55. The Tapestries by Kien Nguyen – This epic tale of romance and revenge immerses us in the world of a spirited young boy in turn-of-the-century Vietnam: Dan Nguyen, who is thrust into an arranged marriage at age seven, who secretly witnesses his father’s beheading, who escapes certain death by being sold into servitude, and who, ultimately, must choose between passion and family honor when he falls in love with the one woman he can never have
56. Evening Is The Whole Day by Preeta Samarasan – When Chellam, the Rajasekharan family’s rubber-plantation servant girl is dismissed for unnamed crimes, it is only the latest in a series of precipitous losses that have shaken 6-old Aasha’s life. In the space of several weeks her grandmother passed away under mysterious circumstances, and Uma, her older sister, left for Columbia University, forever. Aasha is left stranded in a family, and a country, slowly going to pieces.
57. Fade to Clear by Leonard Chang – Korean-American P.I., Allen Choice, now a full partner at Baxter & Choice Investigations, finds his life in upheaval by the reappearance of his ex-lover Linda.

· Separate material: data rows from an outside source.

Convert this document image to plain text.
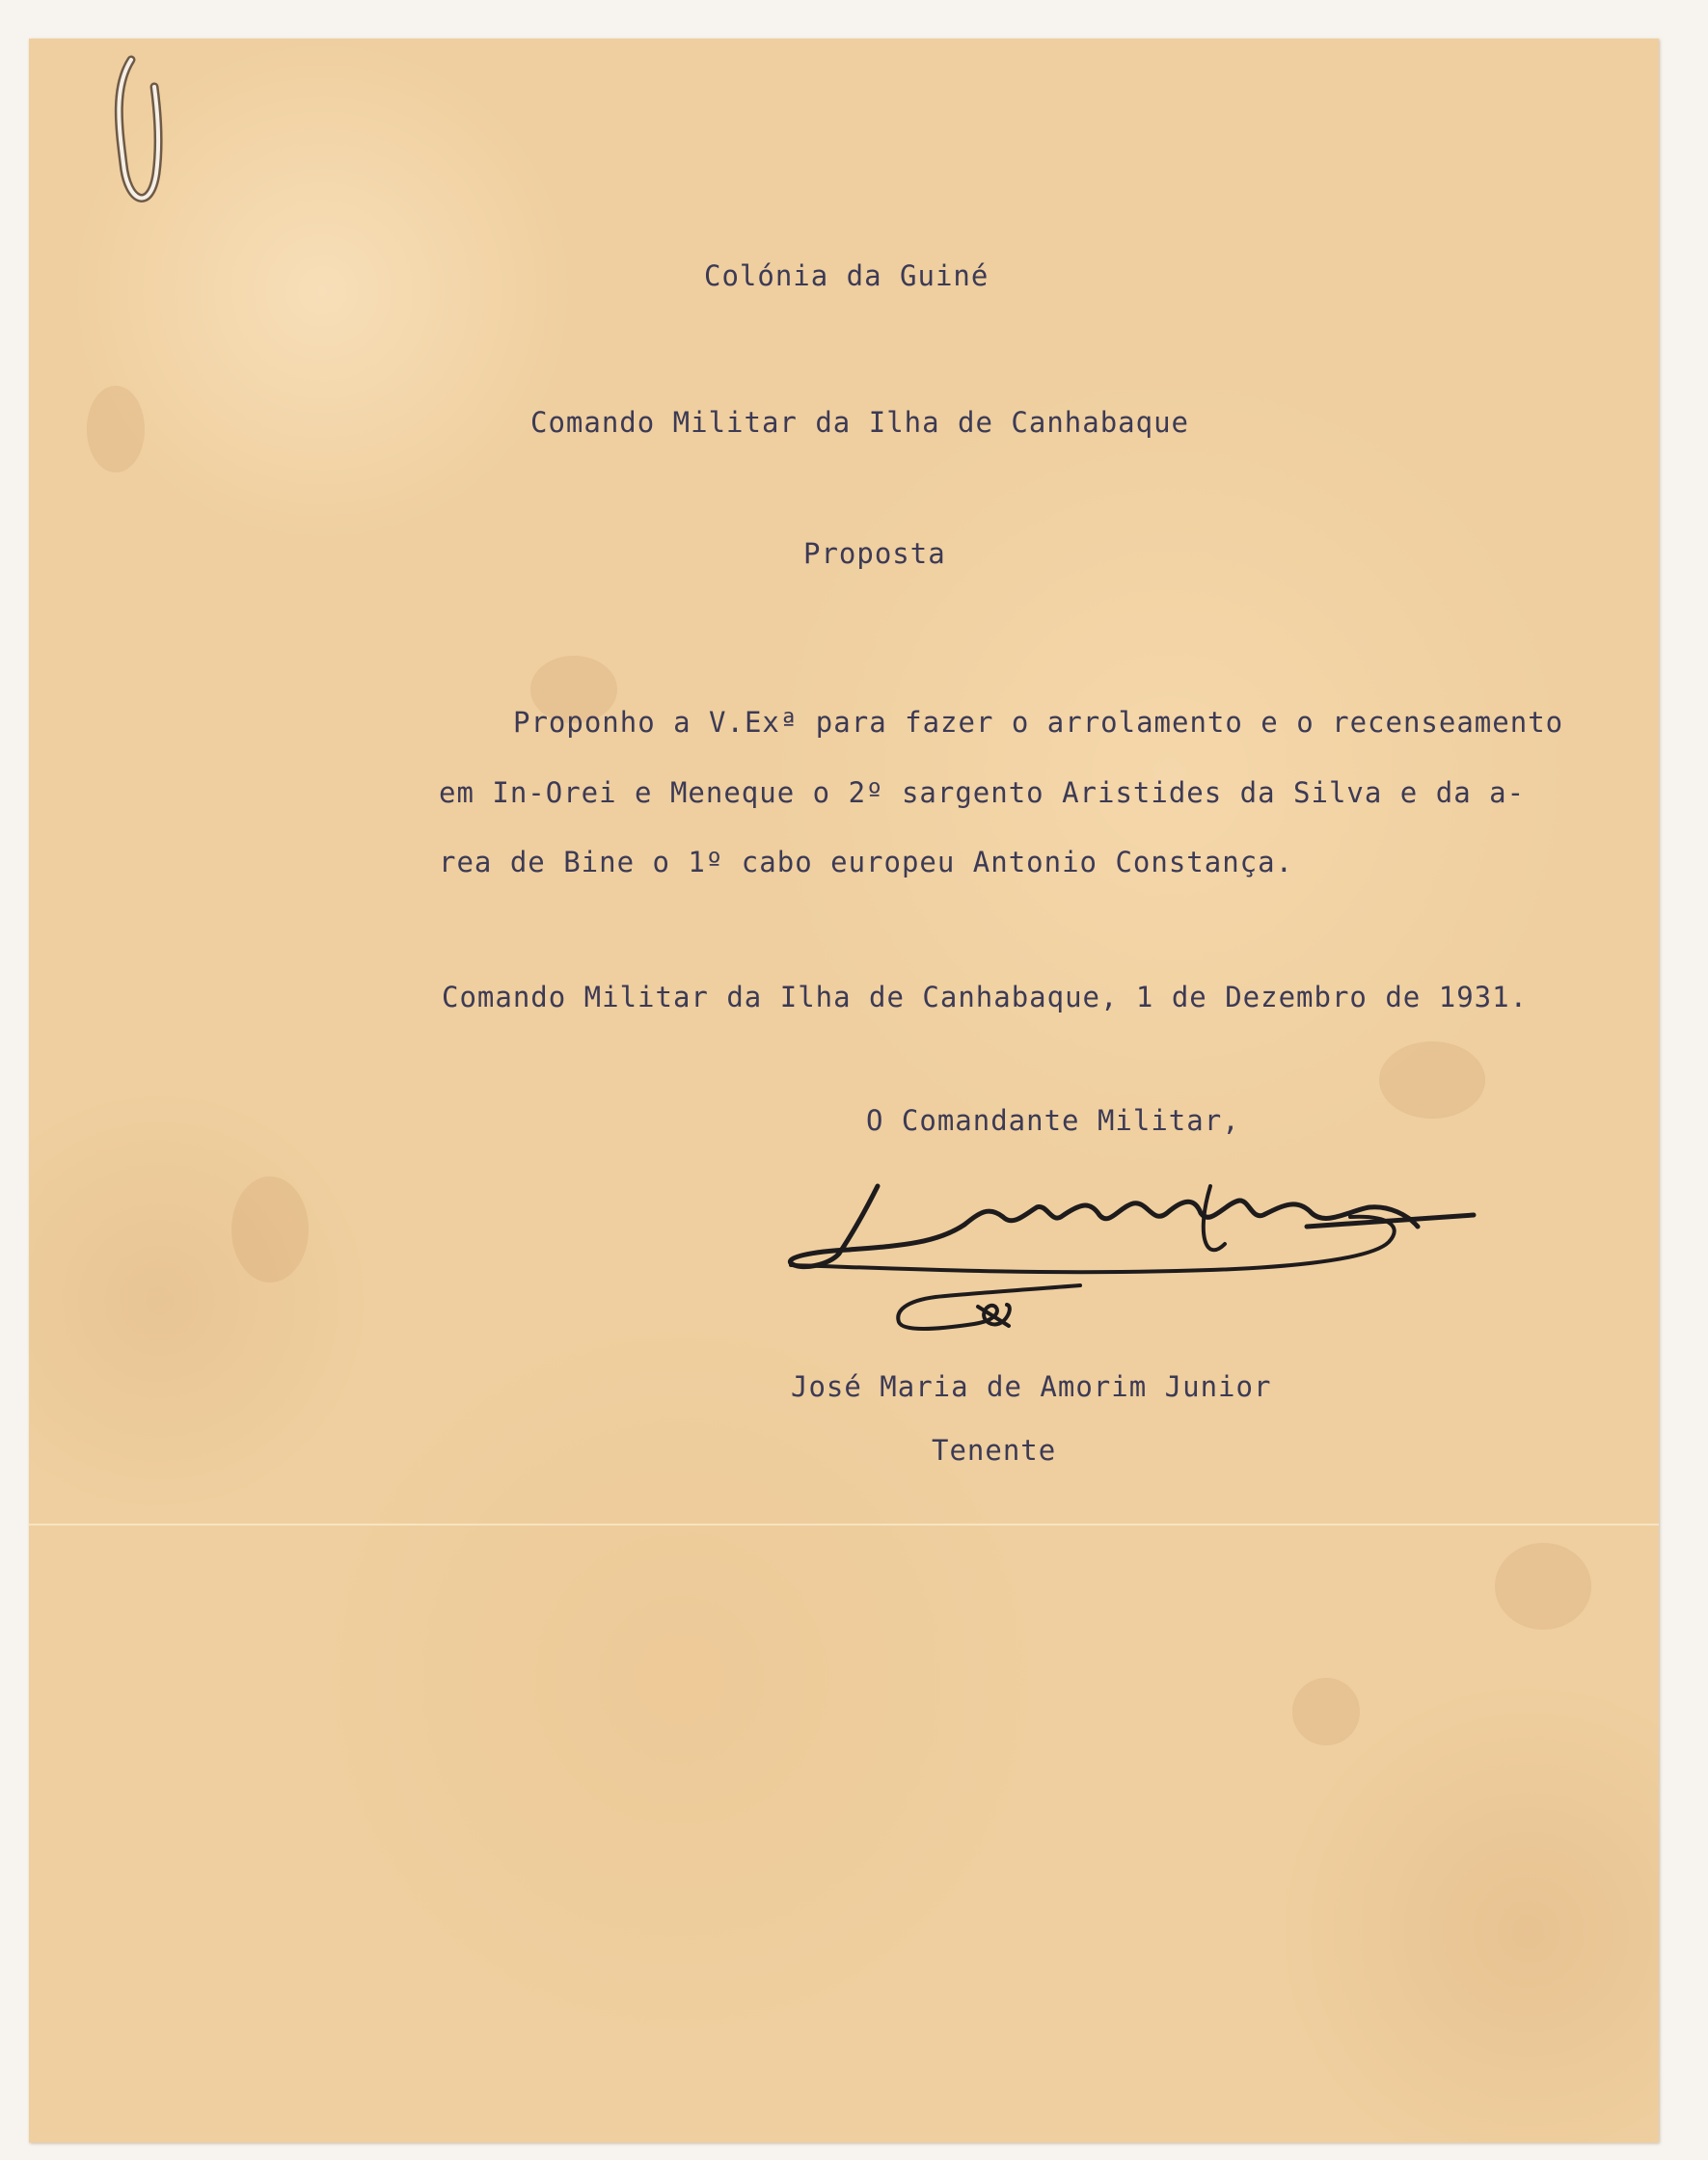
Colónia da Guiné

Comando Militar da Ilha de Canhabaque

Proposta

Proponho a V.Exª para fazer o arrolamento e o recenseamento

em In-Orei e Meneque o 2º sargento Aristides da Silva e da a-

rea de Bine o 1º cabo europeu Antonio Constança.

Comando Militar da Ilha de Canhabaque, 1 de Dezembro de 1931.

O Comandante Militar,

José Maria de Amorim Junior

Tenente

Over the objections of his current girlfriend Serena, Allen reluctantly takes on the case of finding Linda’s niece, who was abducted by her father in a bitter divorce battle.
58. Monkey Bridge by Lan Cao – Monkey Bridge tells two parallel, interlocked stories: one left in a secret journal by a Vietnamese mother who cannot make the transition between the land whose ghosts still haunt her and her home in the United States; the other is told by her teenaged daughter, who is caught in her own right of passage, coming of age in America after leaving Saigon in 1975.

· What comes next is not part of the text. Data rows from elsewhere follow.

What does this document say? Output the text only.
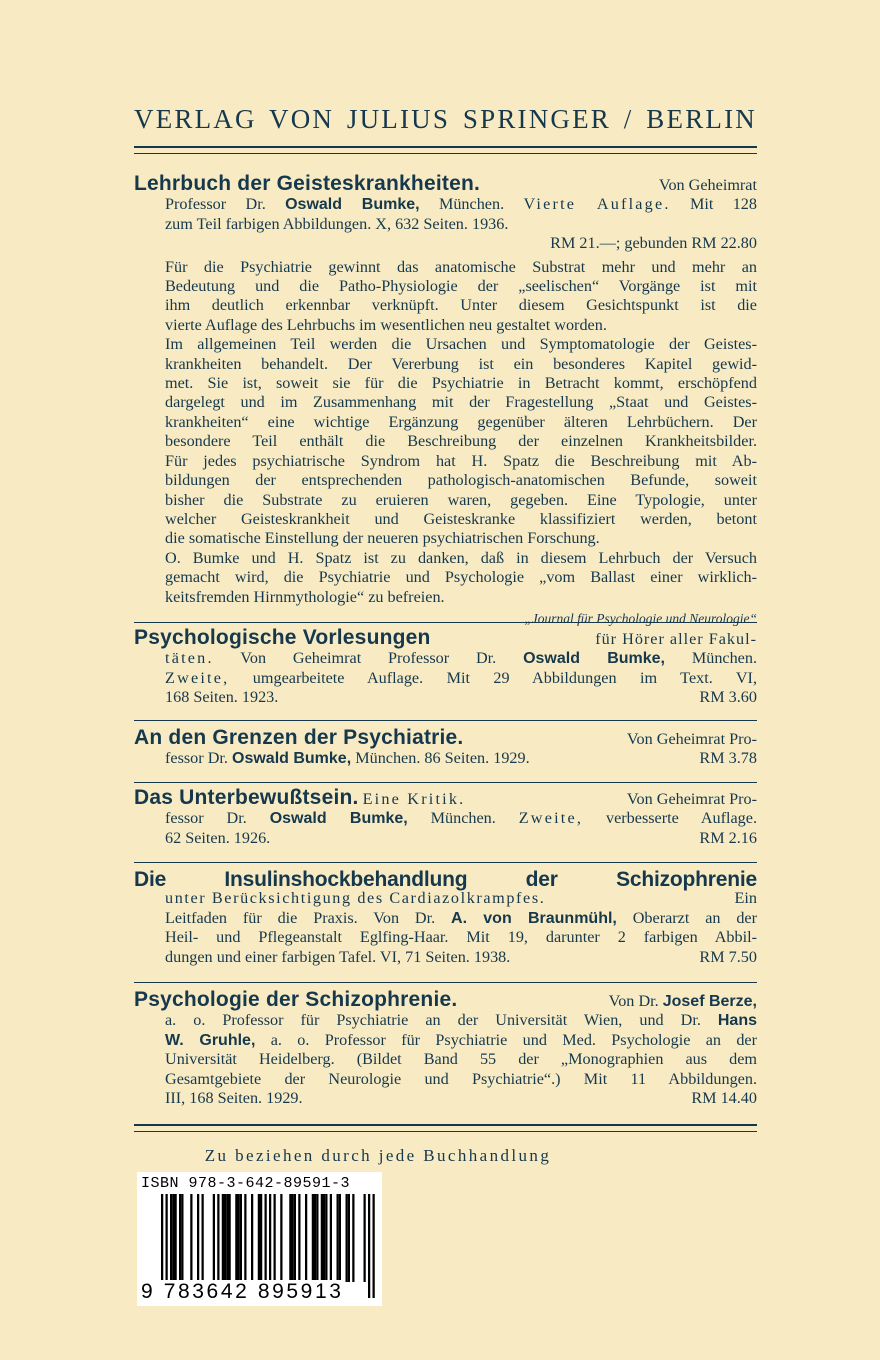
VERLAG VON JULIUS SPRINGER / BERLIN
Lehrbuch der Geisteskrankheiten.	Von Geheimrat
Professor Dr. Oswald Bumke, München. Vierte Auflage. Mit 128
zum Teil farbigen Abbildungen. X, 632 Seiten. 1936.
RM 21.—; gebunden RM 22.80
Für die Psychiatrie gewinnt das anatomische Substrat mehr und mehr an
Bedeutung und die Patho-Physiologie der „seelischen“ Vorgänge ist mit
ihm deutlich erkennbar verknüpft. Unter diesem Gesichtspunkt ist die
vierte Auflage des Lehrbuchs im wesentlichen neu gestaltet worden.
Im allgemeinen Teil werden die Ursachen und Symptomatologie der Geistes-
krankheiten behandelt. Der Vererbung ist ein besonderes Kapitel gewid-
met. Sie ist, soweit sie für die Psychiatrie in Betracht kommt, erschöpfend
dargelegt und im Zusammenhang mit der Fragestellung „Staat und Geistes-
krankheiten“ eine wichtige Ergänzung gegenüber älteren Lehrbüchern. Der
besondere Teil enthält die Beschreibung der einzelnen Krankheitsbilder.
Für jedes psychiatrische Syndrom hat H. Spatz die Beschreibung mit Ab-
bildungen der entsprechenden pathologisch-anatomischen Befunde, soweit
bisher die Substrate zu eruieren waren, gegeben. Eine Typologie, unter
welcher Geisteskrankheit und Geisteskranke klassifiziert werden, betont
die somatische Einstellung der neueren psychiatrischen Forschung.
O. Bumke und H. Spatz ist zu danken, daß in diesem Lehrbuch der Versuch
gemacht wird, die Psychiatrie und Psychologie „vom Ballast einer wirklich-
keitsfremden Hirnmythologie“ zu befreien.
„Journal für Psychologie und Neurologie“
Psychologische Vorlesungen	für Hörer aller Fakul-
täten. Von Geheimrat Professor Dr. Oswald Bumke, München.
Zweite, umgearbeitete Auflage. Mit 29 Abbildungen im Text. VI,
168 Seiten. 1923.	RM 3.60
An den Grenzen der Psychiatrie.	Von Geheimrat Pro-
fessor Dr. Oswald Bumke, München. 86 Seiten. 1929.	RM 3.78
Das Unterbewußtsein. Eine Kritik.	Von Geheimrat Pro-
fessor Dr. Oswald Bumke, München. Zweite, verbesserte Auflage.
62 Seiten. 1926.	RM 2.16
Die Insulinshockbehandlung der Schizophrenie
unter Berücksichtigung des Cardiazolkrampfes.	Ein
Leitfaden für die Praxis. Von Dr. A. von Braunmühl, Oberarzt an der
Heil- und Pflegeanstalt Eglfing-Haar. Mit 19, darunter 2 farbigen Abbil-
dungen und einer farbigen Tafel. VI, 71 Seiten. 1938.	RM 7.50
Psychologie der Schizophrenie.	Von Dr. Josef Berze,
a. o. Professor für Psychiatrie an der Universität Wien, und Dr. Hans
W. Gruhle, a. o. Professor für Psychiatrie und Med. Psychologie an der
Universität Heidelberg. (Bildet Band 55 der „Monographien aus dem
Gesamtgebiete der Neurologie und Psychiatrie“.) Mit 11 Abbildungen.
III, 168 Seiten. 1929.	RM 14.40
Zu beziehen durch jede Buchhandlung
ISBN 978-3-642-89591-3
9 783642 895913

59. The Barbarians Are Coming by David Wong Louie – In a tale that alternates between black comedy and out-and-out slapstick, Louie explores the painful alienation between a Chinese-American man and his immigrant father – a conflict that is deepened by the son’s decision to become a chef instead of a doctor.
60. Soy Sauce For Beginners by Kristin Chen – Gretchen Lin leaves behind a floundering marriage to return to her Singapore home, where she confronts the challenges of her mother’s alcoholism and her father’s artisanal soy sauce business before being pulled into a family controversy.
61. A Gesture Life by Chang-Rae Lee – The secret life of a Japanese-American pharmacist, Franklin Hata, in a small town in New York. On the surface a model of propriety and serenity, he is torn by memories of his service in the Japanese army in World War II and the comfort woman he loved and could not save.
62. A Thousand Years of Good Prayers by Yiyun Li – In this rich, astonishing collection, Yiyun Li illuminates how mythology, politics, history, and culture intersect with personality to create fate. From the bustling heart of Beijing, to a fast-food restaurant in Chicago, to the barren expanse of Inner Mongolia, A Thousand Years of Good Prayers reveals worlds both foreign and familiar, with heartbreaking honesty and in beautiful prose.
63. Gold Boy, Emerald Girl: Stories by Yiyun Li – Yiyun Li gives us exquisite stories in which politics and folklore magnificently illuminate the human condition. A professor introduces her middle-aged son to a favorite student, unaware of the student’s true affections. A lifelong bachelor finds kinship with a man wrongly accused of an indiscretion. Six women establish a private investigating agency to battle extramarital affairs in Beijing. Written in lyrical prose and with stunning honesty, Gold Boy, Emerald Girl introduces us to worlds strange and familiar, creating a mesmerizing and vibrant landscape of life.